À passagem por Pinheiro de Lafões (Km 44,8/93,7), não foi possível vermos o respectivo apeadeiro, pois já não existe. Seguiu-se a passagem por mais uma ponte, que ainda conserva os carris e travessas originais. Apenas colocaram saibro por cima, com vista à passagem de veículos e desta forma aproveitar a existência da mesma. Nas imediações desta, verificamos a existência de uma igreja e cemitério. Discutimos inclusive a questão dos horários, pois provavelmente a missa não se deveria desenrolar à hora de passagem dos comboios.
Chegamos então ao apeadeiro de Nespereira do Vouga (Km 47,2/91,3). Este encontrava-se bastante degradado, com imenso mato a cerca-lo. Por esta altura, a linha passa pelo meio de muito arvoredo e foi dos poucos sítios em que à semelhança do ano anterior, encontramos muito cascalho. No entanto, não estava no caminho, mas antes arrumado para o lado. Salientamos o majestoso porte de um sobreiro com que nos cruzamos, que teria provavelmente para cima de um século.
O apeadeiro de Santa Cruz (Km 49,8/88,7) já não existe. Foi da pior maneira que descobrimos este facto, uma vez que passamos adiante uns 2 quilómetros. Só à chegada ao Lugar da Póvoa, quando estávamos a colher umas uvas, é que encontramos um habitante que nos indicou já termos passado por essa localidade. Tivemos então que voltar para trás, uma vez que esse era o local onde iríamos pernoitar.

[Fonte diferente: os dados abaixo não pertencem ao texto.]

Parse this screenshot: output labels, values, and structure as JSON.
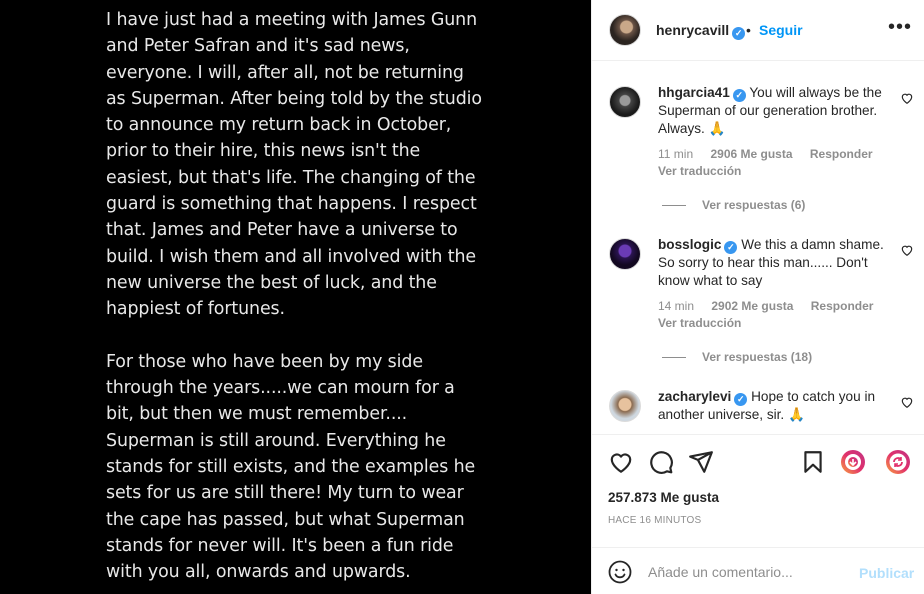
{
  "post": {
    "paragraphs": [
      "I have just had a meeting with James Gunn and Peter Safran and it's sad news, everyone. I will, after all, not be returning as Superman. After being told by the studio to announce my return back in October, prior to their hire, this news isn't the easiest, but that's life. The changing of the guard is something that happens. I respect that. James and Peter have a universe to build. I wish them and all involved with the new universe the best of luck, and the happiest of fortunes.",
      "For those who have been by my side through the years.....we can mourn for a bit, but then we must remember.... Superman is still around. Everything he stands for still exists, and the examples he sets for us are still there! My turn to wear the cape has passed, but what Superman stands for never will. It's been a fun ride with you all, onwards and upwards."
    ]
  },
  "header": {
    "username": "henrycavill",
    "separator": "•",
    "follow_label": "Seguir",
    "more_label": "•••"
  },
  "comments": [
    {
      "username": "hhgarcia41",
      "text": "You will always be the Superman of our generation brother. Always. 🙏",
      "time": "11 min",
      "likes": "2906 Me gusta",
      "reply_label": "Responder",
      "translate_label": "Ver traducción",
      "replies_label": "Ver respuestas (6)"
    },
    {
      "username": "bosslogic",
      "text": "We this a damn shame. So sorry to hear this man...... Don't know what to say",
      "time": "14 min",
      "likes": "2902 Me gusta",
      "reply_label": "Responder",
      "translate_label": "Ver traducción",
      "replies_label": "Ver respuestas (18)"
    },
    {
      "username": "zacharylevi",
      "text": "Hope to catch you in another universe, sir. 🙏"
    }
  ],
  "stats": {
    "likes": "257.873 Me gusta",
    "time_ago": "HACE 16 MINUTOS"
  },
  "add_comment": {
    "placeholder": "Añade un comentario...",
    "publish_label": "Publicar"
  },
  "icons": {
    "verified": "verified-badge-icon",
    "like": "heart-icon",
    "comment": "comment-bubble-icon",
    "share": "paper-plane-icon",
    "save": "bookmark-icon",
    "emoji": "smiley-icon"
  },
  "colors": {
    "accent": "#0095f6",
    "verified": "#3897f0",
    "publish_disabled": "#b2dffc",
    "muted": "#8e8e8e"
  }
}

Aí chegados, contactamos o Sr. António Manuel, um dos responsáveis da Associação local. Uma semana antes, tínhamo-lo abordado no sentido de pernoitarmos no interior das instalações desta associação e aí tomarmos um banho. De imediato aquiesceu, facto que também aqui salientamos. Após estendermos os sacos-cama, tomamos um delicioso banho e fomos depois em busca de um restaurante. Havia na localidade duas opções, entre os quais uma pizzaria. A nossa escolha recaiu precisamente na comida italiana, por sinal muito bem confeccionada. Depois disto, restava-nos o merecido descanso.